Araştırmanın dikkat çeken bir diğer sonucu ise geri kalan yüzde 64’lük kesimin demokrasiye olan bağlılığının zayıflaması. Bu katılımcılar, demokratik sistemlerin işlevselliğine dair ciddi şüpheler taşıyor ve giderek daha fazla sayıda kişi, etkili kararlar alabilen güçlü liderlerin toplumları daha iyi yöneteceğine inanıyor. Uzmanlara göre, bu eğilim Avrupa genelinde popülist ve otoriter liderlik anlayışlarının daha çok benimsendiğini gösteriyor.
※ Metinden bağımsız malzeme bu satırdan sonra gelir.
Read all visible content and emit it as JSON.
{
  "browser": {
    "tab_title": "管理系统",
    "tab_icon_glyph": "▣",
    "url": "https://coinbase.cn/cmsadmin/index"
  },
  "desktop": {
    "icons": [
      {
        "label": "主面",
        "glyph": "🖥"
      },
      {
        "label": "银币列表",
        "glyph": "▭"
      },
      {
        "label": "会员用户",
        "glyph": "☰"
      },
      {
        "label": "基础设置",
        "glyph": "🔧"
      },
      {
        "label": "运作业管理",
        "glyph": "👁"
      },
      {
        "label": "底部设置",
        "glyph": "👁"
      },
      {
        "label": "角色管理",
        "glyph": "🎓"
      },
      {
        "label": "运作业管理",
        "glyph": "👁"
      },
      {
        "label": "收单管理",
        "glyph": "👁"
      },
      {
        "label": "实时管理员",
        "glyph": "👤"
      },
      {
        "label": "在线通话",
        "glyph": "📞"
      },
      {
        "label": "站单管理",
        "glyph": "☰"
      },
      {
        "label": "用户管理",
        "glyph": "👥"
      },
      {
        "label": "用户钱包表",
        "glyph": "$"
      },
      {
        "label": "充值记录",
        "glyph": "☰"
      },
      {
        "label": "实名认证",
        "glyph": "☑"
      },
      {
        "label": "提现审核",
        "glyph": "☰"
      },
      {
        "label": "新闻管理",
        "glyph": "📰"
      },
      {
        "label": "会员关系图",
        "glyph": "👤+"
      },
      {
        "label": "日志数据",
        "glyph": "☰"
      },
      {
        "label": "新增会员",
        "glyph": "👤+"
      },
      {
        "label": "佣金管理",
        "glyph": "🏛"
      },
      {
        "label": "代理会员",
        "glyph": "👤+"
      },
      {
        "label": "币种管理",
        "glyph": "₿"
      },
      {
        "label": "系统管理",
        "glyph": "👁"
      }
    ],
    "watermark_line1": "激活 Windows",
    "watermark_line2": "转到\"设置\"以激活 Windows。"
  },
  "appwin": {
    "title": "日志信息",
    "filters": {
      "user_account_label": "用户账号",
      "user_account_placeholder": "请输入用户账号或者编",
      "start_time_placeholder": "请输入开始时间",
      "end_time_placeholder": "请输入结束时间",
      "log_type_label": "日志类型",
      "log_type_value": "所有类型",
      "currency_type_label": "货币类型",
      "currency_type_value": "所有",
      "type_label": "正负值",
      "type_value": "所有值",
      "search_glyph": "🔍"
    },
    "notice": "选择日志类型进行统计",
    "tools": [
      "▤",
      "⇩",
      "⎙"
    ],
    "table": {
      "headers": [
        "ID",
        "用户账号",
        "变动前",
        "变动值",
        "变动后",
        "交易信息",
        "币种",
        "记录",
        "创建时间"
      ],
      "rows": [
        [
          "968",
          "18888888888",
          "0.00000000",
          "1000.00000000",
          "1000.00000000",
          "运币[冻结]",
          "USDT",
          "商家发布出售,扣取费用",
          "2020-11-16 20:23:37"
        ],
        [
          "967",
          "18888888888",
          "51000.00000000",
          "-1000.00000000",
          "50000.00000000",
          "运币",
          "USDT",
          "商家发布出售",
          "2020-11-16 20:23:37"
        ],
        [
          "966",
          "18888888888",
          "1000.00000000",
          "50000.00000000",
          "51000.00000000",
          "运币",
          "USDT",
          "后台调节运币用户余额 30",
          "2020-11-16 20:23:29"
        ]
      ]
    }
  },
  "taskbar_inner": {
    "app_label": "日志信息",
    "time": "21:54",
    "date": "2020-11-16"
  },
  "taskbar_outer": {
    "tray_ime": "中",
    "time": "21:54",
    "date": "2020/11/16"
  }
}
Avrupa iş birliği hâlâ güçlü ama…
Anket, demokrasiye olan güvenin azalmasına rağmen Avrupa ülkeleri arasındaki iş birliği ruhunun hâlâ yüksek olduğunu gösteriyor. Katılımcıların büyük çoğunluğu, Ukrayna’ya yapılan askeri ve insani yardımların sürdürülmesini destekliyor. Ayrıca, bilgi kirliliği ve dezenformasyonla mücadele edilmesi gerektiği konusunda da fikir birliği bulunuyor.
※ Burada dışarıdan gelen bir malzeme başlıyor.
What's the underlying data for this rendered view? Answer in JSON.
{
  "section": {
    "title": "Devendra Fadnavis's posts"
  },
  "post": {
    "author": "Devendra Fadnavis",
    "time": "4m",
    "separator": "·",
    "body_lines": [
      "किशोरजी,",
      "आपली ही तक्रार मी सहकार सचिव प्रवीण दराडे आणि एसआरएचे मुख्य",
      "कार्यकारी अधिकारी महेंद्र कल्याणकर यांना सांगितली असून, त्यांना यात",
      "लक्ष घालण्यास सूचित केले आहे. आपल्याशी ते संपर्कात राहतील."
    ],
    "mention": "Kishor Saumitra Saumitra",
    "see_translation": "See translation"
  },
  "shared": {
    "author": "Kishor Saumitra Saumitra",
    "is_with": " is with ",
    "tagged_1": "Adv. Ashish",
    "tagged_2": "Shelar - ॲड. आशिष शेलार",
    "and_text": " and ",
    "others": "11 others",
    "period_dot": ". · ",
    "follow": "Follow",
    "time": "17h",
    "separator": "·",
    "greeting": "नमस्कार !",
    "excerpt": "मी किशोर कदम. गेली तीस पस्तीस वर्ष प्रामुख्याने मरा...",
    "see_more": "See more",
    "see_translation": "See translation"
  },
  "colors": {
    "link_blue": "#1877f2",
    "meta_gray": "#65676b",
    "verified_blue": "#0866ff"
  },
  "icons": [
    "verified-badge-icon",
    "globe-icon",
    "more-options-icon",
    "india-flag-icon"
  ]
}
Özellikle Rusya’nın artan tehditlerine karşı ortak savunma mekanizmalarının kurulması gerektiğini düşünen Avrupalıların oranı da yüksek. Katılımcıların büyük bir kısmı, Avrupa Ordusu’nun kurulmasını destekliyor. Bu da Avrupa halklarının dış tehditlere karşı birlik içinde hareket etme isteğini koruduğunu gösteriyor.
Demokrasiye inanç neden azalıyor?
Siyaset bilimciler, bu eğilimin arkasında ekonomik krizler, artan yaşam maliyetleri, sosyal hizmetlerdeki aksaklıklar ve geleneksel siyasi partilere duyulan güven kaybı olduğunu ifade ediyor. Vatandaşlar, karmaşık bürokratik süreçlerin yerine daha hızlı kararlar alınmasını sağlayacak güçlü liderleri tercih ediyor.
Bu durum, genç kuşaklarda da kendini gösteriyor. Avrupa genelinde yapılan farklı araştırmalar, özellikle 18-35 yaş grubundaki bireylerin demokrasiyi “etkisiz” ve “zayıf” bir sistem olarak görmeye başladıklarını, bunun yerine güçlü liderlerle yönetilen sistemleri daha cazip bulduklarını ortaya koyuyor.